A young Puerto Rican MC in a gray sweatshirt

“I think of (popping) as putting on a different hat or a superhero suit,” Towers says.

(Dania Maxwell/Los Angeles Times)

It was the discipline Towers began to cultivate as a father that he says accelerated his songwriting and ultimately his career rise. “Easy Money Baby” rose to number 1 on the Top Latin Albums list and was nominated for urban music album at the 2020 Latin Grammys; Six months later, he released his second album, “Lyke Myke,” his major-label debut.

As the final chapter in what Towers calls his trilogy, “Life is One” is a testament to his maturation as a man and as a young adventurous artist from the Caribbean.

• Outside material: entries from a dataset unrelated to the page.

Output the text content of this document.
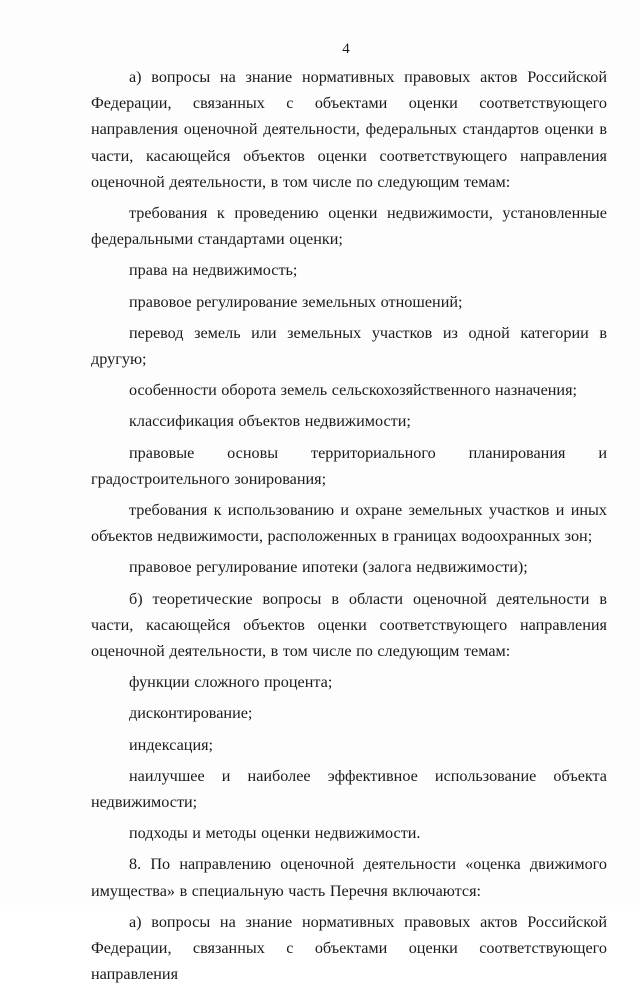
4

а) вопросы на знание нормативных правовых актов Российской Федерации, связанных с объектами оценки соответствующего направления оценочной деятельности, федеральных стандартов оценки в части, касающейся объектов оценки соответствующего направления оценочной деятельности, в том числе по следующим темам:

требования к проведению оценки недвижимости, установленные федеральными стандартами оценки;

права на недвижимость;

правовое регулирование земельных отношений;

перевод земель или земельных участков из одной категории в другую;

особенности оборота земель сельскохозяйственного назначения;

классификация объектов недвижимости;

правовые основы территориального планирования и градостроительного зонирования;

требования к использованию и охране земельных участков и иных объектов недвижимости, расположенных в границах водоохранных зон;

правовое регулирование ипотеки (залога недвижимости);

б) теоретические вопросы в области оценочной деятельности в части, касающейся объектов оценки соответствующего направления оценочной деятельности, в том числе по следующим темам:

функции сложного процента;

дисконтирование;

индексация;

наилучшее и наиболее эффективное использование объекта недвижимости;

подходы и методы оценки недвижимости.

8. По направлению оценочной деятельности «оценка движимого имущества» в специальную часть Перечня включаются:

а) вопросы на знание нормативных правовых актов Российской Федерации, связанных с объектами оценки соответствующего направления
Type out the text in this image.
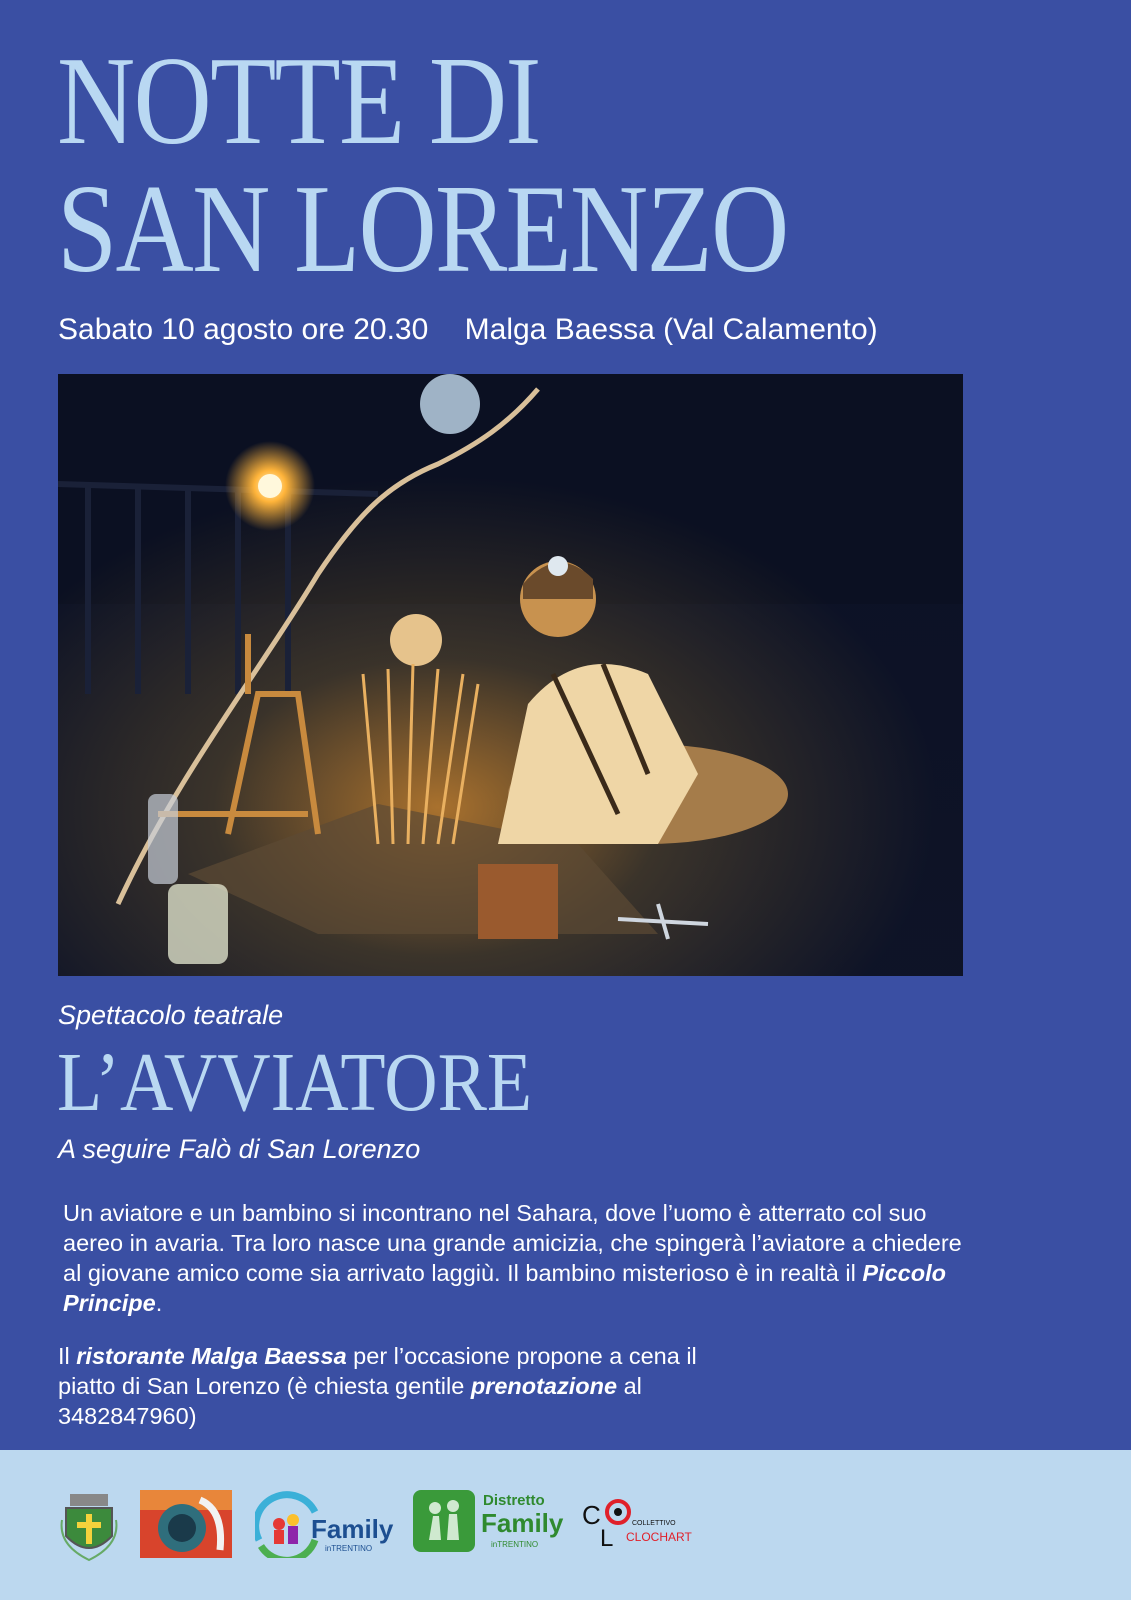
NOTTE DI
SAN LORENZO
Sabato 10 agosto ore 20.30 Malga Baessa (Val Calamento)
Spettacolo teatrale
L’AVVIATORE
A seguire Falò di San Lorenzo
Un aviatore e un bambino si incontrano nel Sahara, dove l’uomo è atterrato col suo aereo in avaria. Tra loro nasce una grande amicizia, che spingerà l’aviatore a chiedere al giovane amico come sia arrivato laggiù. Il bambino misterioso è in realtà il Piccolo Principe.
Il ristorante Malga Baessa per l’occasione propone a cena il piatto di San Lorenzo (è chiesta gentile prenotazione al 3482847960)
Family
inTRENTINO
Distretto
Family
inTRENTINO
C
L
COLLETTIVO
CLOCHART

“I insert myself into different worlds from time to time, just to see what kind of essence it brings me,” he said, noting that cuts like the synth “Experiment” or the Afrobeats fusion of “Mundo Cruel” were inspired by sounds. that were foreign to him. “I always bring it back to the Caribbean.”

The musical past and present of the region runs through the new album, first in the bachata flourish of “Conocerte” with Ozuna; then on “Don and Tego,” assisted by Arcángel, a throwback to the forefront of reggaetón’s Y2K era; and in the reggae bounce of “Flow Jamaican,” which pays homage to reggaeton’s Anglophone predecessors Shabba Ranks and Bobby “Digital” Dixon.

“I know there’s a lot of controversy about where reggaeton started, but the roots of what we do come from Jamaica,” said Towers, who recorded the song with Jamaican producer Stephen “Di Genius” McGregor. “I want my songs (to reflect) the present while respecting its origins…everything is integrated in Puerto Rico, it’s a magical place.”

Colombian rapper J Balvin, a record-breaking artist who retired from the spotlight after the birth of his own son, makes a rare appearance with Towers on “Celos,” a fizzy reggaeton jam produced by Sky Rompiendo; and Daddy Yankee, now retired, joined Towers for one of his last recordings, “Ulala (Ooh La La).” “Yankee was the one who first recognized me,” Towers said, “and to this day, he understands me.”

It was Towers’ collaborations with his reggaeton idols that prompted him to envision his own longevity and impart some of the wisdom he’s acquired to the next crop of reggaeton innovators.

“Everybody wants to win, but not everyone wants to play hard,” Towers said. “I made this album hoping to inspire the next generation. People waste time when they don’t follow their dreams.”

Merryhttps://whatsnew2day.com/
Merry C. Vega is a highly respected and accomplished news author. She began her career as a journalist, covering local news for a small-town newspaper. She quickly gained a reputation for her thorough reporting and ability to uncover the truth.